An example of a level 3 question is ‘Does there exist a C such that 3^A-2^B=C has an infinite number of solutions in the integers?’ The equivalence to Beeping Booping Beavers shows the level. Level 3 questions are generally more difficult than level 2 questions, but they’re thought about much less often in mathematics. I came up with this possibly original example because no simple famous one comes to mind.

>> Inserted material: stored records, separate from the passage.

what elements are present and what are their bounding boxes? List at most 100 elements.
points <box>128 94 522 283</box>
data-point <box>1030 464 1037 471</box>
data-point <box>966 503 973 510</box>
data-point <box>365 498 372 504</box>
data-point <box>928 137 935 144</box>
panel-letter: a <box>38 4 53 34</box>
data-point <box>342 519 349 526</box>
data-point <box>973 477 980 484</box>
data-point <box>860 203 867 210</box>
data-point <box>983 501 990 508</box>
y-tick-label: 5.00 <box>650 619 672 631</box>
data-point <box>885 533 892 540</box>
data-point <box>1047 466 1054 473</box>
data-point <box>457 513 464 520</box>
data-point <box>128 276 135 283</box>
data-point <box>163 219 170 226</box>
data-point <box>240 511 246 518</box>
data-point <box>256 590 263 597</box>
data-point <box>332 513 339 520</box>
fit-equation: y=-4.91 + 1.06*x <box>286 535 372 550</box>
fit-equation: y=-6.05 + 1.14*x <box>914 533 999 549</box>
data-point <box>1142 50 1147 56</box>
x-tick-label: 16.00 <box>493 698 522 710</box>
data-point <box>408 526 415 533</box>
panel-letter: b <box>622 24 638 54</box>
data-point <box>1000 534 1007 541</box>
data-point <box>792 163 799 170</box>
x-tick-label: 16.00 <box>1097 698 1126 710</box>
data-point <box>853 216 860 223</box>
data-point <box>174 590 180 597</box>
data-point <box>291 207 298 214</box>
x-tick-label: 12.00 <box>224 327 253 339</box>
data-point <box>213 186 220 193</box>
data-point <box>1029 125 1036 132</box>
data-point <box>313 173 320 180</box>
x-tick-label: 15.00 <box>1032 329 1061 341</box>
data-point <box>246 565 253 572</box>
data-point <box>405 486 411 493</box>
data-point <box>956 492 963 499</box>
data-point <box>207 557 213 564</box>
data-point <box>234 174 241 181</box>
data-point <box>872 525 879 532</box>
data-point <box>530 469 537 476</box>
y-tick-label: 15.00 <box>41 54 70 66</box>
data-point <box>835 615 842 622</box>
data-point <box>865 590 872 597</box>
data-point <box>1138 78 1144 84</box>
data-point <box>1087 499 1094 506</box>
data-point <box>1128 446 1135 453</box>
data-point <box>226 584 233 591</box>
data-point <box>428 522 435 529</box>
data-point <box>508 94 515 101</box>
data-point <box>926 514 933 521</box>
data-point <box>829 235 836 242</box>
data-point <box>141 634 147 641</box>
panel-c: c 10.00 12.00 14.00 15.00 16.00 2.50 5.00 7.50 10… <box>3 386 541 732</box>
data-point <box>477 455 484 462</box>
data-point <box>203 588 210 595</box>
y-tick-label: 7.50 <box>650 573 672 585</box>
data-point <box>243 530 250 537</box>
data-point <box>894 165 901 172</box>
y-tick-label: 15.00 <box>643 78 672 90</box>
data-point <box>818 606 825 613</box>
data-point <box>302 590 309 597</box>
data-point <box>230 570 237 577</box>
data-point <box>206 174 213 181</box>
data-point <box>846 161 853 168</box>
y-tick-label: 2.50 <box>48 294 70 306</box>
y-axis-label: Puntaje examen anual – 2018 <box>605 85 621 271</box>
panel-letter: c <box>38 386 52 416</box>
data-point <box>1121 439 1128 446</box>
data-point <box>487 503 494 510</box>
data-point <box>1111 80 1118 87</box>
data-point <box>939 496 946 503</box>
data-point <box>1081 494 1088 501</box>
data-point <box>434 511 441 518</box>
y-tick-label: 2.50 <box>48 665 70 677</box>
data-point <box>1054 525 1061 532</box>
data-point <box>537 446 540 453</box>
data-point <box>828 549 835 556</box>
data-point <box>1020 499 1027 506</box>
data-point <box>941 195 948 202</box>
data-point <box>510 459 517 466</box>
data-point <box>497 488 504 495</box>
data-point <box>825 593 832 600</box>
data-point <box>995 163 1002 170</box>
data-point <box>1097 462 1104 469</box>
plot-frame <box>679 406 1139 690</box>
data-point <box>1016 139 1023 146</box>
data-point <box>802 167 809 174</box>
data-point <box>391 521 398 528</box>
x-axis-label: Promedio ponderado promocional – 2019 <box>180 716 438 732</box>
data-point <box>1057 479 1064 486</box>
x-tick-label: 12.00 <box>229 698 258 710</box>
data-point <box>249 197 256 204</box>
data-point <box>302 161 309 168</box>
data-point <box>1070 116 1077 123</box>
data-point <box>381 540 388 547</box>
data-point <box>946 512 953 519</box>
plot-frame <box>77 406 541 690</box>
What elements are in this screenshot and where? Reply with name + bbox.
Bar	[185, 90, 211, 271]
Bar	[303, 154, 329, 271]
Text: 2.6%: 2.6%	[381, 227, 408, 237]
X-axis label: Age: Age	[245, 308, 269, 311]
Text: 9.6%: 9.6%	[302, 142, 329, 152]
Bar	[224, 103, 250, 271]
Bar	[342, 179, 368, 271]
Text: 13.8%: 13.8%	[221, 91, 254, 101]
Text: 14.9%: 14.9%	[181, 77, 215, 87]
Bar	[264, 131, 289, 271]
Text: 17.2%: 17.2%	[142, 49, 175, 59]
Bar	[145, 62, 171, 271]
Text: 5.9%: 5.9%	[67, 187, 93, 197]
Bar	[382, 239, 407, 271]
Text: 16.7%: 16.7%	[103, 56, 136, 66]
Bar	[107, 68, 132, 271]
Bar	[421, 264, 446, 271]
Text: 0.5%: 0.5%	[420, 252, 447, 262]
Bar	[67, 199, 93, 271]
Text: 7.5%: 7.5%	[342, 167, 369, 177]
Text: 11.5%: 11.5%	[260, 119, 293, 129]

Unrelated to that I previously made a cool animation illustrating a possibly better fill pattern along with code with generates it. There’s now a new plug-in system for Cura which should make it straightforward to add this pattern. If anyone implements that it would be much appreciated. People have criticized this pattern because it isn’t all curves like gyroid, and I initially assumed myself that should be changed, but now I’m not so sure. Gyroid isn’t really the mathematical gyroid because it gets very thin in places because of how layers work which gives it points of weakness, and the vibration of having those sharp corners is much less of an issue with input shaping and other 3d printer improvements. What matters most now is strength of support for the amount of support material used and this pattern should score very well on that benchmark.